Doctoral Dissertations

Date of Award

12-2008

Degree Type

Dissertation

Degree Name

Doctor of Philosophy

Major

Educational Psychology and Research

Major Professor

John M. Peters

Committee Members

Trena Paulus, Mary Ziegler, Michael Keene

Abstract

This was an action research study examining 1) narratives community college writing students had about themselves as writers in a college-level writing course and 2) the connection between those narratives and student experience of collaborative learning activities. The study of narrative is particularly useful in determining how people make meaning of experiences in their lives.

The class utilized three types of teaching and learning to explore the writing process, including lecture, discussion groups and collaborative learning activities. Students and teacher used a social-constructionist approach to conversation that implemented a process of reflective dialogue about writing and writers' strategies.

At the end of the course, which began with thirty students, nineteen students out of twenty anonymously volunteered to participate in the study. A neutral third party randomly selected twelve names for final participation. The researcher conducted a phenomenological analysis of audio taped entrance and exit interviews of the twelve students. The study also utilized relevant examples from student journals and researcher field notes. Data analysis yielded themes that the researcher subjected to metaphorical analysis.
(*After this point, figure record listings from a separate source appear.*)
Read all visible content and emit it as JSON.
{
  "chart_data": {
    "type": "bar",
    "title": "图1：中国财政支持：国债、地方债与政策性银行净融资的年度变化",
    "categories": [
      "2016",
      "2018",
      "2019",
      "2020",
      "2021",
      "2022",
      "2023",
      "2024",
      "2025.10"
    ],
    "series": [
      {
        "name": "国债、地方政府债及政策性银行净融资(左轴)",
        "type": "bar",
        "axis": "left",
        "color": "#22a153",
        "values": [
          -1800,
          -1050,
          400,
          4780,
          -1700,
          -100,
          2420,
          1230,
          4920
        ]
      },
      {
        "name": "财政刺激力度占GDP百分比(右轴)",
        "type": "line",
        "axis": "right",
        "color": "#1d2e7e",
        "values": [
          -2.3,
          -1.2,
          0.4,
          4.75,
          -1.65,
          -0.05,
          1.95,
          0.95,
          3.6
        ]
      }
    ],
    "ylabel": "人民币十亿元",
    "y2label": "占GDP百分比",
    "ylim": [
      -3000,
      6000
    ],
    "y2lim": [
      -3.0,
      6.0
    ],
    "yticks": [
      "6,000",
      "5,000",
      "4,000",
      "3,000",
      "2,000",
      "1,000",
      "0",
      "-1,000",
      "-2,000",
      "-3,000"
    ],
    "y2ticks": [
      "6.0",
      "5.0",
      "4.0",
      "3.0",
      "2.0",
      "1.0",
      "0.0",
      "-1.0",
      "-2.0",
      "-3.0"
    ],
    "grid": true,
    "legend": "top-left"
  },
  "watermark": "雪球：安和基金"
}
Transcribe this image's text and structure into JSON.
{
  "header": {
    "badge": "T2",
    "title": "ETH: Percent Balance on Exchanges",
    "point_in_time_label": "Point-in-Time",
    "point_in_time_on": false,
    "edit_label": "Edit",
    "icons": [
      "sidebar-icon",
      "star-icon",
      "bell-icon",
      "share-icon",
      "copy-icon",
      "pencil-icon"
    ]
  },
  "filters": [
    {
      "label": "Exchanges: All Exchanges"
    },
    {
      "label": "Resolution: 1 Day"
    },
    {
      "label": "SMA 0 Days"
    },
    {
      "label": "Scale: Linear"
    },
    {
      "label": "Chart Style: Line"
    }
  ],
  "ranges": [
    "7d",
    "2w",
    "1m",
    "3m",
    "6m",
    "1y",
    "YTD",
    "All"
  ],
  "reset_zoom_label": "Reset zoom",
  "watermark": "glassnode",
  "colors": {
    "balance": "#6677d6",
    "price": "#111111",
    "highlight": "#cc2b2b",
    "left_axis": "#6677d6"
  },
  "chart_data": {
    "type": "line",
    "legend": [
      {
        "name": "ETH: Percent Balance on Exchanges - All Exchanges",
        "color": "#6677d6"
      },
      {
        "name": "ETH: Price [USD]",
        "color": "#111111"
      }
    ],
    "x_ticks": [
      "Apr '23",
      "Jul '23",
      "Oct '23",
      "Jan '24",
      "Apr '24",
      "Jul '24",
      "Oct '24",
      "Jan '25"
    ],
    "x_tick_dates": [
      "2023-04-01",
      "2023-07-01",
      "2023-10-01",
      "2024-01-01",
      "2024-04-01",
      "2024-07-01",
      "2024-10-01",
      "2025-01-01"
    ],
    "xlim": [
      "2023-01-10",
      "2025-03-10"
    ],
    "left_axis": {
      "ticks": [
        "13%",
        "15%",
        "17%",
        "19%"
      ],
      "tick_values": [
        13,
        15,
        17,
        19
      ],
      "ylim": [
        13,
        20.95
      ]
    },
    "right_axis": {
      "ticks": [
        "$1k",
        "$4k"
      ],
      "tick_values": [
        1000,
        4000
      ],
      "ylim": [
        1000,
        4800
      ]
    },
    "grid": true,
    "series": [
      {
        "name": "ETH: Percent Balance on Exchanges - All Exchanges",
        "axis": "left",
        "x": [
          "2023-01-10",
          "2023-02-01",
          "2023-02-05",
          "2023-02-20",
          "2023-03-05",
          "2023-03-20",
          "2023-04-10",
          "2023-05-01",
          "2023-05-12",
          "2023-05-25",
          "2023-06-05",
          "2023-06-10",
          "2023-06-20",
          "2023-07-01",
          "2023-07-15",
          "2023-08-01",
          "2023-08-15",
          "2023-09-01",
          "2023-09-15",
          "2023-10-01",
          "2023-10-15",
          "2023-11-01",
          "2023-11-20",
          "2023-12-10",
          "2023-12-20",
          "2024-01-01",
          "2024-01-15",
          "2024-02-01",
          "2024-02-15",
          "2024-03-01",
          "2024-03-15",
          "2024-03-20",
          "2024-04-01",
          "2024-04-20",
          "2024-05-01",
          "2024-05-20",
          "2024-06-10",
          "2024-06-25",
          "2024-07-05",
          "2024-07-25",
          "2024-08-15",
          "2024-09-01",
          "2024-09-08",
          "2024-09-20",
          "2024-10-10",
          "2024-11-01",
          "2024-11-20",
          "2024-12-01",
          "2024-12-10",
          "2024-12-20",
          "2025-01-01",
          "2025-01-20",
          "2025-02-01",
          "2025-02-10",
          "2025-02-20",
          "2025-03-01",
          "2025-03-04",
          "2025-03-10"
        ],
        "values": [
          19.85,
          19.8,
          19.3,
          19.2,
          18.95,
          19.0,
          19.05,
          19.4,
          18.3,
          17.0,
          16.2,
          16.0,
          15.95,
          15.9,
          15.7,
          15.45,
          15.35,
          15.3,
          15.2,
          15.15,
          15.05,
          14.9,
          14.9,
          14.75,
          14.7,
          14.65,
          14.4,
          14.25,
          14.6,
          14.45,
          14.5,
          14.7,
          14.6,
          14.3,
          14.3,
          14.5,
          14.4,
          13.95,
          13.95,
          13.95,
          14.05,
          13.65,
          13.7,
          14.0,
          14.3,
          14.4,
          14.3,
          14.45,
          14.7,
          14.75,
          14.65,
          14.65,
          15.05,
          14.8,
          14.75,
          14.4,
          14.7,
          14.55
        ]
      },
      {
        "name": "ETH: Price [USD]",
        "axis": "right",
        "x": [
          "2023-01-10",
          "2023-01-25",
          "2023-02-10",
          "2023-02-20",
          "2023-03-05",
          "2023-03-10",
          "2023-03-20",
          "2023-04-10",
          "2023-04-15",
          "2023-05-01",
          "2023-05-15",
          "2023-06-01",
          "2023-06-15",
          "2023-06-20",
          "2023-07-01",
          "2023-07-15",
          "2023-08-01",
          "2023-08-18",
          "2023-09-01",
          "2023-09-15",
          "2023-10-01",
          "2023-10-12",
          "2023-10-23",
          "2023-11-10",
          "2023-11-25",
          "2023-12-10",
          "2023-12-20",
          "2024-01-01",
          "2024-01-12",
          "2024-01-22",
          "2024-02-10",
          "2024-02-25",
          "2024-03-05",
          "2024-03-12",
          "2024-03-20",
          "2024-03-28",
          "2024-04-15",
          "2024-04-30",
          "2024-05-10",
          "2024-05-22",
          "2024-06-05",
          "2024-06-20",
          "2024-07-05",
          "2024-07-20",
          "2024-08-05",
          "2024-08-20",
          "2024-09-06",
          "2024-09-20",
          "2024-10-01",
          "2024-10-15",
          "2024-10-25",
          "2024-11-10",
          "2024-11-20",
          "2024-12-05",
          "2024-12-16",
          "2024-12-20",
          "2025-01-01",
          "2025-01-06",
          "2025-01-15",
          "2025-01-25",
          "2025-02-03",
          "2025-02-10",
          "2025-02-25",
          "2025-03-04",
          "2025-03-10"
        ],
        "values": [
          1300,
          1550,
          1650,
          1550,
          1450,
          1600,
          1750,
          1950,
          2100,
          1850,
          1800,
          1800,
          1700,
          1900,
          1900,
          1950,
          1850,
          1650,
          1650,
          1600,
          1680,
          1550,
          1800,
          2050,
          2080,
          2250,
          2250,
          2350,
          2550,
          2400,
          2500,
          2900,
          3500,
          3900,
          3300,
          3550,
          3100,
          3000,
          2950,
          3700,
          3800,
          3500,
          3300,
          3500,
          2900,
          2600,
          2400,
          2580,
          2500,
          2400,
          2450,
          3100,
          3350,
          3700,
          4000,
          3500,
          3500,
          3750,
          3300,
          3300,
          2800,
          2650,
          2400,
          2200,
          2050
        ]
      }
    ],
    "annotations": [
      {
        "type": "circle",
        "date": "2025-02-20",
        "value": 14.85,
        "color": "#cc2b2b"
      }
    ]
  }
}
Findings revealed what narratives students had about themselves as writers upon entering and exiting the course. Results showed that using collaborative learning activities in the writing classroom influenced student narratives of themselves as writers. Students experienced interpersonal and technical gains from participation in social-constructionist-oriented classroom dialogue about writing and from certain, specific aspects of a learning environment that incorporated collaborative learning activities.

Conclusions linked the use of collaborative learning in the college writing classroom to the creation of a “novelesque” and process-oriented class experience that lent itself to the meaning-making of college writing. There were additional implications from this study concerning composition studies and student retention of college freshmen.